Intellectual Disability

A 6-year-old boy from rural Maharashtra is brought to the paediatric clinic by his mother with concerns about delayed development. The child sat independently at 18 months, walked at 2.5 years, and speaks only 10–15 words at age 6. He attends a regular school but cannot follow two-step commands and requires assistance with toileting. On examination, he has a broad nasal bridge, short stature (height <3rd percentile), and a single palmar crease bilaterally. His mother reports that she had poor antenatal care and no iodine supplementation during pregnancy. Thyroid function tests show TSH 8.2 mIU/L (normal <5) and free T4 0.8 ng/dL (normal 0.8–1.8). What is the most likely aetiology of this child's intellectual disability?

A 7-year-old boy is brought to the paediatric clinic by his mother with concerns about delayed development. He attends a mainstream school but requires significant support in academics and self-care. On examination, he has a broad nasal bridge, upslanting palpebral fissures, and a single palmar crease bilaterally. His IQ is measured at 52 on standardized testing. His mother reports he was born to non-consanguineous parents and has no significant perinatal complications. What is the most likely diagnosis?

An 8-year-old girl is referred to the child psychiatry clinic by her school teacher for concerns about learning difficulties and behavioural problems. The child's developmental history reveals that she achieved major milestones within normal limits until age 3 years, after which her parents noticed progressive loss of purposeful hand skills, loss of language, and onset of repetitive hand-wringing movements. She now has severe intellectual disability (IQ 25), does not speak, and engages in self-injurious behaviour. On examination, she has microcephaly, spasticity in all four limbs, and hyperreflexia. EEG shows generalized spike-and-wave discharges. Brain MRI reveals cerebral atrophy and white matter changes. What is the most likely diagnosis?

A 5-year-old girl is referred to the developmental pediatrics clinic for assessment of global developmental delay. Her mother reports she was born at term with no perinatal complications. She sat independently at 18 months, walked at 30 months, and speaks in single words only. On examination, she has microcephaly, hypertelorism, and a high-arched palate. Neuroimaging shows cortical dysplasia with polymicrogyria. Her IQ is estimated at 28. The mother denies any family history of developmental disorders. What is the most appropriate next step in management?

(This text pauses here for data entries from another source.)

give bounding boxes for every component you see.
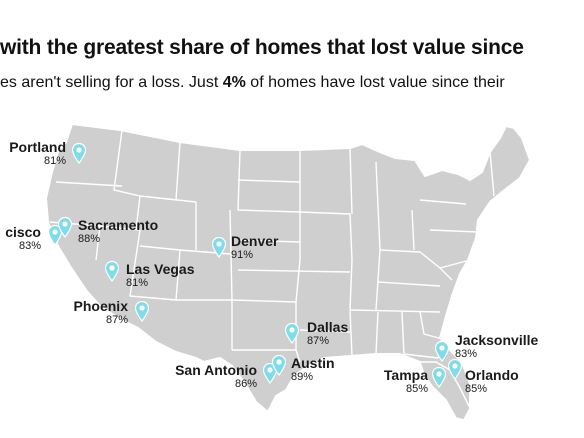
city-percent: 85%	[465, 383, 488, 395]
city-percent: 91%	[231, 249, 254, 261]
us-mainland-shape	[45, 123, 531, 413]
city-name: Jacksonville	[455, 332, 539, 348]
city-percent: 89%	[291, 371, 314, 383]
city-percent: 87%	[105, 314, 128, 326]
city-name: cisco	[5, 224, 41, 240]
city-label-jacksonville: Jacksonville 83%	[455, 333, 538, 361]
city-label-austin: Austin 89%	[291, 356, 335, 384]
city-name: Denver	[231, 233, 279, 249]
map-pin-icon-denver	[211, 236, 227, 263]
city-label-san-francisco: cisco 83%	[0, 225, 41, 253]
city-percent: 83%	[455, 348, 478, 360]
subhead-highlight-percent: 4%	[222, 74, 246, 91]
city-percent: 83%	[18, 240, 41, 252]
city-name: San Antonio	[175, 362, 257, 378]
map-pin-icon-austin	[271, 354, 287, 381]
map-pin-icon-sacramento	[57, 216, 73, 243]
city-percent: 81%	[43, 155, 66, 167]
city-label-portland: Portland 81%	[0, 140, 66, 168]
city-name: Orlando	[465, 367, 519, 383]
map-pin-icon-san-antonio	[262, 362, 278, 389]
city-name: Tampa	[383, 367, 428, 383]
page-subhead: es aren't selling for a loss. Just 4% of…	[0, 74, 505, 92]
map-pin-icon-orlando	[447, 358, 463, 385]
city-name: Las Vegas	[126, 261, 195, 277]
city-label-las-vegas: Las Vegas 81%	[126, 262, 195, 290]
map-pin-icon-phoenix	[134, 300, 150, 327]
subhead-text-start: es aren't selling for a loss. Just	[0, 74, 223, 91]
map-pin-icon-san-francisco	[47, 224, 63, 251]
city-percent: 81%	[126, 277, 149, 289]
page-headline: with the greatest share of homes that lo…	[0, 36, 524, 59]
city-name: Sacramento	[78, 217, 159, 233]
city-label-orlando: Orlando 85%	[465, 368, 519, 396]
map-pin-icon-tampa	[431, 366, 447, 393]
city-name: Dallas	[307, 319, 349, 335]
map-pin-icon-dallas	[284, 322, 300, 349]
city-percent: 86%	[234, 378, 257, 390]
city-label-tampa: Tampa 85%	[360, 368, 428, 396]
city-name: Portland	[9, 139, 66, 155]
city-label-denver: Denver 91%	[231, 234, 278, 262]
map-pin-icon-portland	[71, 142, 87, 169]
city-percent: 85%	[405, 383, 428, 395]
city-name: Phoenix	[73, 298, 128, 314]
map-pin-icon-las-vegas	[104, 260, 120, 287]
city-percent: 87%	[307, 335, 330, 347]
city-label-san-antonio: San Antonio 86%	[150, 363, 257, 391]
subhead-text-end: of homes have lost value since their	[245, 74, 505, 91]
city-percent: 88%	[78, 233, 101, 245]
city-label-dallas: Dallas 87%	[307, 320, 348, 348]
city-label-sacramento: Sacramento 88%	[78, 218, 158, 246]
city-name: Austin	[291, 355, 335, 371]
map-pin-icon-jacksonville	[434, 340, 450, 367]
city-label-phoenix: Phoenix 87%	[40, 299, 128, 327]
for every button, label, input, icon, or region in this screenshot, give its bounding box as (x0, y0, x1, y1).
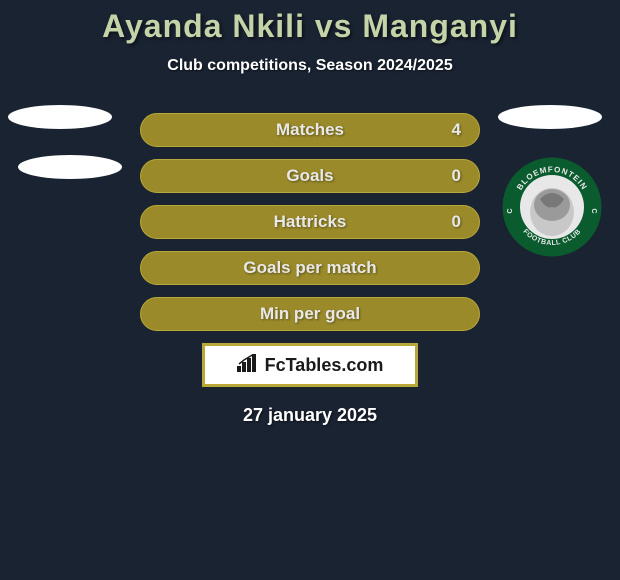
comparison-widget: Ayanda Nkili vs Manganyi Club competitio… (0, 0, 620, 426)
branding-box[interactable]: FcTables.com (202, 343, 418, 387)
date-label: 27 january 2025 (0, 405, 620, 426)
page-subtitle: Club competitions, Season 2024/2025 (0, 57, 620, 75)
avatar-placeholder (498, 105, 602, 129)
stat-label: Goals per match (243, 258, 376, 278)
right-player-avatar (498, 105, 602, 155)
avatar-placeholder (18, 155, 122, 179)
stat-value: 0 (452, 166, 461, 186)
stat-label: Hattricks (274, 212, 347, 232)
stat-value: 4 (452, 120, 461, 140)
stats-list: Matches 4 Goals 0 Hattricks 0 Goals per … (140, 113, 480, 331)
left-player-avatar (8, 105, 122, 205)
club-logo: BLOEMFONTEIN FOOTBALL CLUB C C (502, 157, 602, 257)
stat-row-min-per-goal: Min per goal (140, 297, 480, 331)
svg-text:C: C (590, 208, 597, 213)
stat-row-hattricks: Hattricks 0 (140, 205, 480, 239)
stat-label: Min per goal (260, 304, 360, 324)
stats-area: BLOEMFONTEIN FOOTBALL CLUB C C Matches 4… (0, 113, 620, 426)
stat-row-goals: Goals 0 (140, 159, 480, 193)
club-logo-svg: BLOEMFONTEIN FOOTBALL CLUB C C (502, 157, 602, 257)
branding-text: FcTables.com (265, 355, 384, 376)
stat-row-matches: Matches 4 (140, 113, 480, 147)
stat-label: Matches (276, 120, 344, 140)
page-title: Ayanda Nkili vs Manganyi (0, 8, 620, 45)
avatar-placeholder (8, 105, 112, 129)
stat-row-goals-per-match: Goals per match (140, 251, 480, 285)
svg-text:C: C (507, 208, 514, 213)
stat-value: 0 (452, 212, 461, 232)
chart-icon (237, 354, 259, 377)
stat-label: Goals (286, 166, 333, 186)
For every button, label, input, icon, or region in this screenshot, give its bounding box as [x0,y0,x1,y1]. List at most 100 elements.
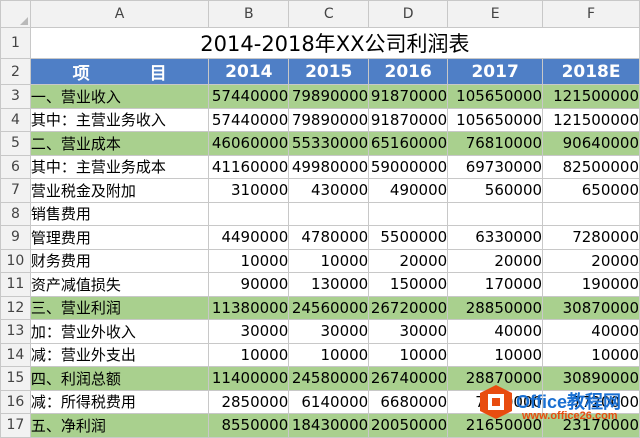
row-number[interactable]: 2 [0,58,31,85]
value-cell[interactable]: 7720000 [542,389,640,414]
value-cell[interactable]: 5500000 [368,225,449,250]
value-cell[interactable]: 121500000 [542,107,640,132]
row-label-cell[interactable]: 销售费用 [29,201,210,226]
value-cell[interactable]: 20000 [368,248,449,273]
row-number[interactable]: 6 [0,154,31,179]
row-number[interactable]: 10 [0,248,31,273]
column-header-a[interactable]: A [29,0,210,28]
value-cell[interactable]: 10000 [447,342,544,367]
value-cell[interactable]: 59000000 [368,154,449,179]
row-label-cell[interactable]: 一、营业收入 [29,84,210,109]
year-header-2017[interactable]: 2017 [447,58,544,85]
value-cell[interactable]: 105650000 [447,107,544,132]
value-cell[interactable]: 26720000 [368,295,449,320]
row-label-cell[interactable]: 五、净利润 [29,413,210,438]
value-cell[interactable]: 6330000 [447,225,544,250]
value-cell[interactable]: 310000 [208,178,290,203]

A 7-year-old boy is brought to the child psychiatry clinic by his parents with concerns about delayed development. He attained sitting at 12 months and walking at 24 months. He speaks in 2–3 word phrases and has difficulty understanding complex instructions. On examination, he has a broad nasal bridge, upslanting palpebral fissures, and a single palmar crease bilaterally. His IQ on formal testing is 42. The parents report he has been attending a special school for the past 2 years. What is the most likely diagnosis?